Indonesia-Selandia Baru Sepakat Antisipasi Perdagangan Orang

Red: Bayu Hermawan
Republika/Rakhmawaty La'lang
Kabareskrim Polri Komjen Pol Ari Dono Sukmanto
Kabareskrim Polri Komjen Pol Ari Dono Sukmanto

REPUBLIKA.CO.ID, JAKARTA -- Indonesia dan Selandia Baru menyepakati kerja sama antisipasi perdagangan manusia dengan modus baru melalui program "The 6th Bilateral Working Group (BWG)". Indonesia dan Selandia Baru akan meningkatkan intensitas dan koordinasi untuk menanggulangi penyelundupan manusia.

"Saat ini muncul fenomena baru dari pelaku perdagangan manusia sebagai migran ekonomi," kata Kepala Badan Reserse Kriminal (Kabareskrim) Polri Komisaris Jenderal Polisi Ari Dono Sukmanto di Jakarta, Rabu (6/12)

Ari Dono menjajaki kesepakatan dengan kepolisian Selandia Baru di Wellington guna menanggulangi kejahatan lintas negara termasuk perdagangan manusia. Ari Dono mengungkapkan pelaku menjalankan pola baru untuk menyelundupkan manusia seperti kapal berbendera Srilanka yang terdampar di Laut Nias Utara pada 9 Agustus 2017.

Hasil pemeriksaan Satuan Tugas "People Smuggling" Bareskrim Polri menunjukkan kapal itu berpenumpang 33 warga Srilanka yang menuju Selandia Baru diorganisir penyelundup Srilanka.
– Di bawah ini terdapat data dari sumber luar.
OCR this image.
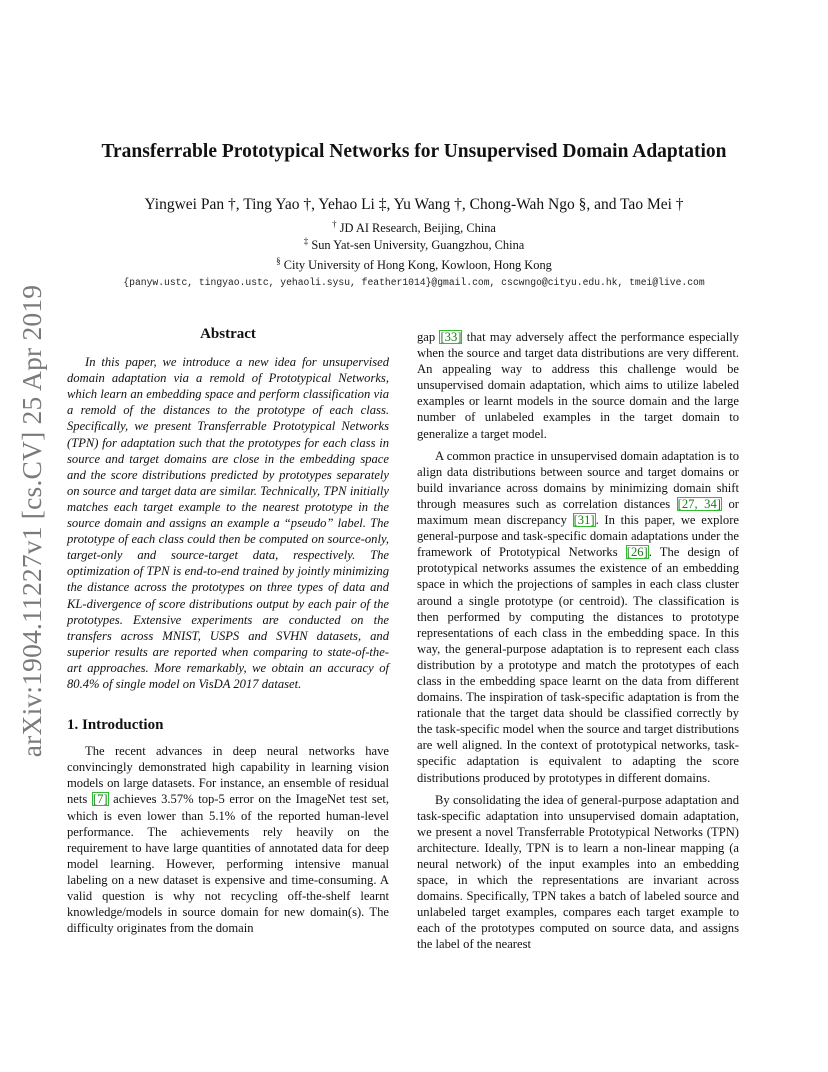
arXiv:1904.11227v1 [cs.CV] 25 Apr 2019
Transferrable Prototypical Networks for Unsupervised Domain Adaptation
Yingwei Pan †, Ting Yao †, Yehao Li ‡, Yu Wang †, Chong-Wah Ngo §, and Tao Mei †
† JD AI Research, Beijing, China
‡ Sun Yat-sen University, Guangzhou, China
§ City University of Hong Kong, Kowloon, Hong Kong
{panyw.ustc, tingyao.ustc, yehaoli.sysu, feather1014}@gmail.com, cscwngo@cityu.edu.hk, tmei@live.com
Abstract

In this paper, we introduce a new idea for unsupervised domain adaptation via a remold of Prototypical Networks, which learn an embedding space and perform classification via a remold of the distances to the prototype of each class. Specifically, we present Transferrable Prototypical Networks (TPN) for adaptation such that the prototypes for each class in source and target domains are close in the embedding space and the score distributions predicted by prototypes separately on source and target data are similar. Technically, TPN initially matches each target example to the nearest prototype in the source domain and assigns an example a “pseudo” label. The prototype of each class could then be computed on source-only, target-only and source-target data, respectively. The optimization of TPN is end-to-end trained by jointly minimizing the distance across the prototypes on three types of data and KL-divergence of score distributions output by each pair of the prototypes. Extensive experiments are conducted on the transfers across MNIST, USPS and SVHN datasets, and superior results are reported when comparing to state-of-the-art approaches. More remarkably, we obtain an accuracy of 80.4% of single model on VisDA 2017 dataset.

1. Introduction

The recent advances in deep neural networks have convincingly demonstrated high capability in learning vision models on large datasets. For instance, an ensemble of residual nets [7] achieves 3.57% top-5 error on the ImageNet test set, which is even lower than 5.1% of the reported human-level performance. The achievements rely heavily on the requirement to have large quantities of annotated data for deep model learning. However, performing intensive manual labeling on a new dataset is expensive and time-consuming. A valid question is why not recycling off-the-shelf learnt knowledge/models in source domain for new domain(s). The difficulty originates from the domain

gap [33] that may adversely affect the performance especially when the source and target data distributions are very different. An appealing way to address this challenge would be unsupervised domain adaptation, which aims to utilize labeled examples or learnt models in the source domain and the large number of unlabeled examples in the target domain to generalize a target model.

A common practice in unsupervised domain adaptation is to align data distributions between source and target domains or build invariance across domains by minimizing domain shift through measures such as correlation distances [27, 34] or maximum mean discrepancy [31]. In this paper, we explore general-purpose and task-specific domain adaptations under the framework of Prototypical Networks [26]. The design of prototypical networks assumes the existence of an embedding space in which the projections of samples in each class cluster around a single prototype (or centroid). The classification is then performed by computing the distances to prototype representations of each class in the embedding space. In this way, the general-purpose adaptation is to represent each class distribution by a prototype and match the prototypes of each class in the embedding space learnt on the data from different domains. The inspiration of task-specific adaptation is from the rationale that the target data should be classified correctly by the task-specific model when the source and target distributions are well aligned. In the context of prototypical networks, task-specific adaptation is equivalent to adapting the score distributions produced by prototypes in different domains.

By consolidating the idea of general-purpose adaptation and task-specific adaptation into unsupervised domain adaptation, we present a novel Transferrable Prototypical Networks (TPN) architecture. Ideally, TPN is to learn a non-linear mapping (a neural network) of the input examples into an embedding space, in which the representations are invariant across domains. Specifically, TPN takes a batch of labeled source and unlabeled target examples, compares each target example to each of the prototypes computed on source data, and assigns the label of the nearest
Bareskrim juga mengamankan 41 warga Vietnam terdampar di Pulau Tablolong Nusa Tenggara Timur (NTT) yang diduga menuju Selandia Baru pada 26 Oktober 2017.

Ari Dono melanjutkan, Indonesia dan Selandia Baru akan segera meningkatkan intensitas dan koordinasi untuk menanggulangi penyelundupan manusia tersebut termasuk penambahan personel. Kabareskrim menegaskan hasil pertemuan itu memberikan dampak positif dalam mendeteksi dan memberantas kejahatan hak asasi manusia.

Wakil Kepala Kepolisian Selandia Baru Mike Clement menyampaikan penghargaan tinggi kepada Polri dalam pengungkapan upaya penyelundupan manusia. "Selandia Baru memiliki permasalahan yang sama terkait penyelundupan manusia," tutur Clement.